Late August to early September is typically when galleries shut their doors and take a break to get ready for the fall season. Finding an open gallery during this time is like finding a public bathroom in Manhattan: difficult, risky, but at times necessary.

It’s relieving, then, that Shin Gallery in the Lower East Side is providing a stellar show during this off-season from Korean painter Keunmin Lee.

As you walk into the Grand Street gallery, three smaller-scale oil and graphite works, Media System, Dialogue, and Organic Plate (2019), offer a glimpse into the pastel colored, semi-abstract and psychologically driven visual space of Lee’s latest.
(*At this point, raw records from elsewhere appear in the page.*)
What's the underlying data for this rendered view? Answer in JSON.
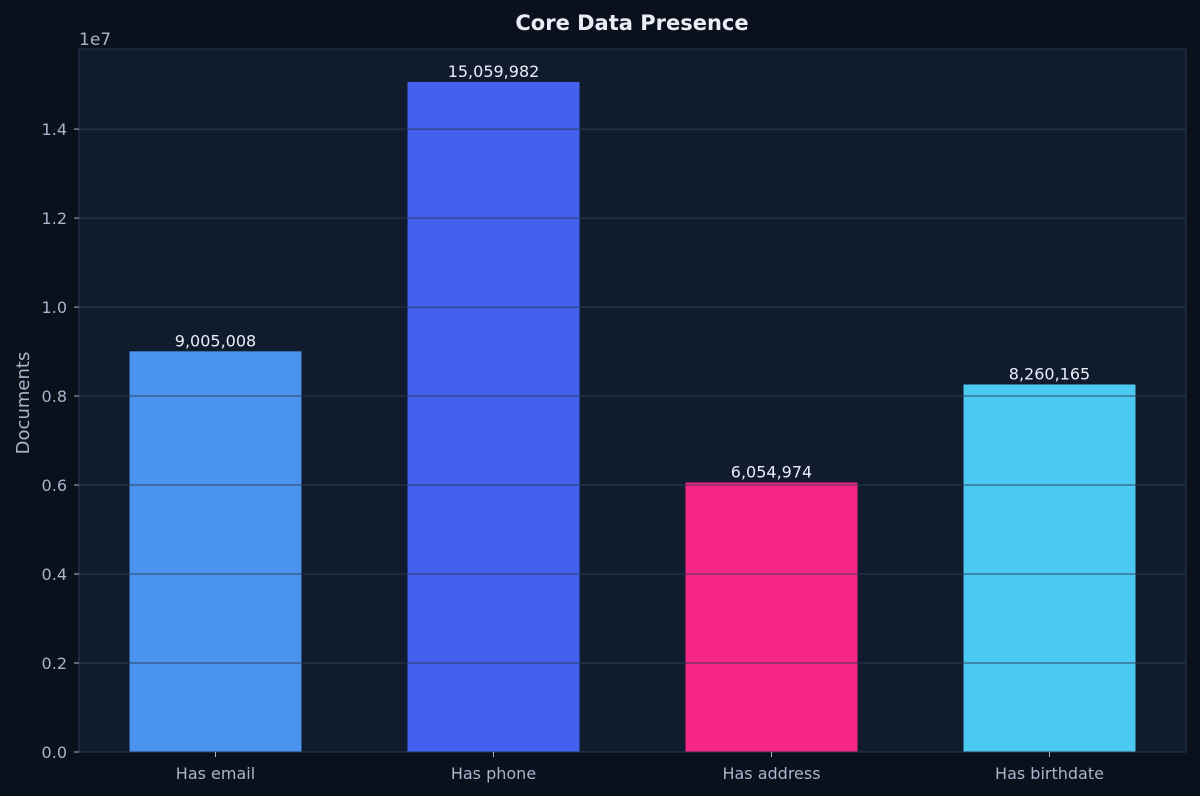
{
  "colors": {
    "page_bg": "#0b111c",
    "plot_bg": "#111b2e",
    "grid": "#1f2b40",
    "spine": "#2a3a55",
    "title": "#e8edf7",
    "text": "#a9b4cc",
    "value_label": "#e8edf7"
  },
  "chart_data": {
    "type": "bar",
    "title": "Core Data Presence",
    "xlabel": "",
    "ylabel": "Documents",
    "y_offset_label": "1e7",
    "ylim": [
      0,
      15800000
    ],
    "yticks": [
      0,
      2000000,
      4000000,
      6000000,
      8000000,
      10000000,
      12000000,
      14000000
    ],
    "ytick_labels": [
      "0.0",
      "0.2",
      "0.4",
      "0.6",
      "0.8",
      "1.0",
      "1.2",
      "1.4"
    ],
    "grid": true,
    "categories": [
      "Has email",
      "Has phone",
      "Has address",
      "Has birthdate"
    ],
    "values": [
      9005008,
      15059982,
      6054974,
      8260165
    ],
    "value_labels": [
      "9,005,008",
      "15,059,982",
      "6,054,974",
      "8,260,165"
    ],
    "bar_colors": [
      "#4a93ef",
      "#4361ee",
      "#f72585",
      "#4cc9f0"
    ]
  }
}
The handling of the canvas space is organic. Layers of amorphous forms and nebulous brush strokes build, yet are fused and natural. Here, Lee offers the taste of another brain; another mind; another world. These little pieces have the same ability to engage as the other, much larger, works, and in the corner of the gallery space, these glimpses become a whole, enticing, trance.
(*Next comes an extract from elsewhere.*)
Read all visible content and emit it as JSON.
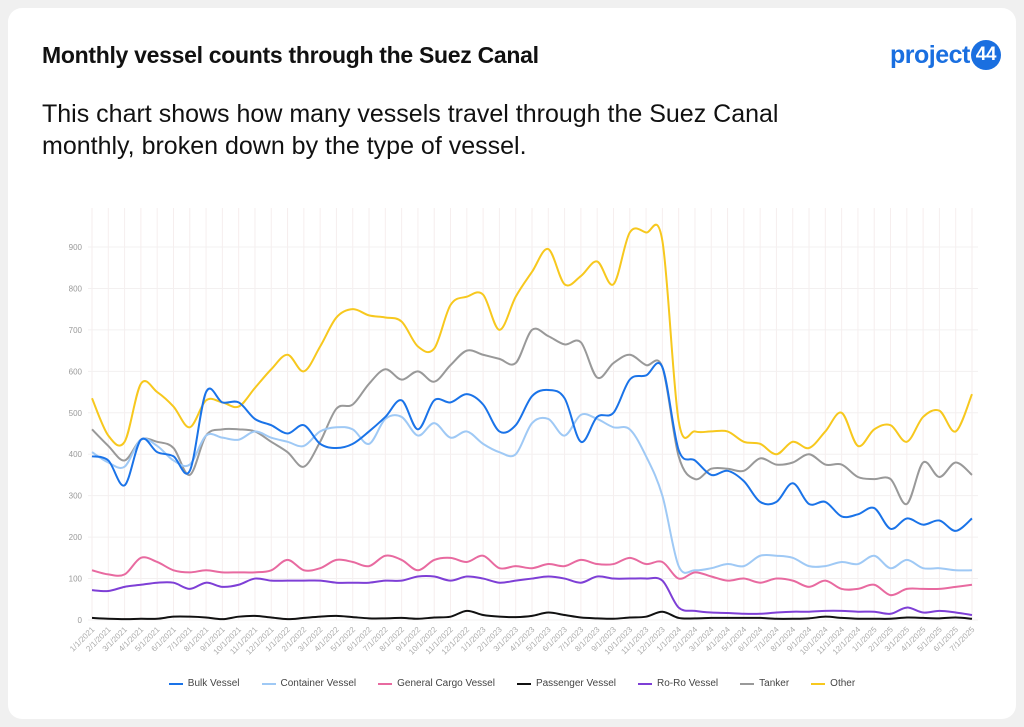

The Refining Hallucinations (2019) series looms and breathes over you. In the corner of the gallery, these larger scale works mingle with bodily forms. Suspended in soft pinks, reds, yellows, greys, and whites, these anatomical clouds float and morph, at times resembling teeth, intestines, or faces. At times, both the distorted innards and treatment of space can read as quite similar to some famous Francis Bacon works like Study for Portrait (1977), but Lee’s freshness is seen in a poetic, rather than unrelenting, signaling of pain. This signaling is at the crux of these deeply personal mindscapes. The artist’s mental illness is often highlighted as a source for what we see on these canvases; whatever it is, I’d urge anyone to fall into these song-like retellings of hallucinations.

“Redefining the Undefined” is up until September 15th at Shin Gallery, 68 Orchard St.

Oops, original article had a typo for the date of Francis Bacon’s Study for Portrait.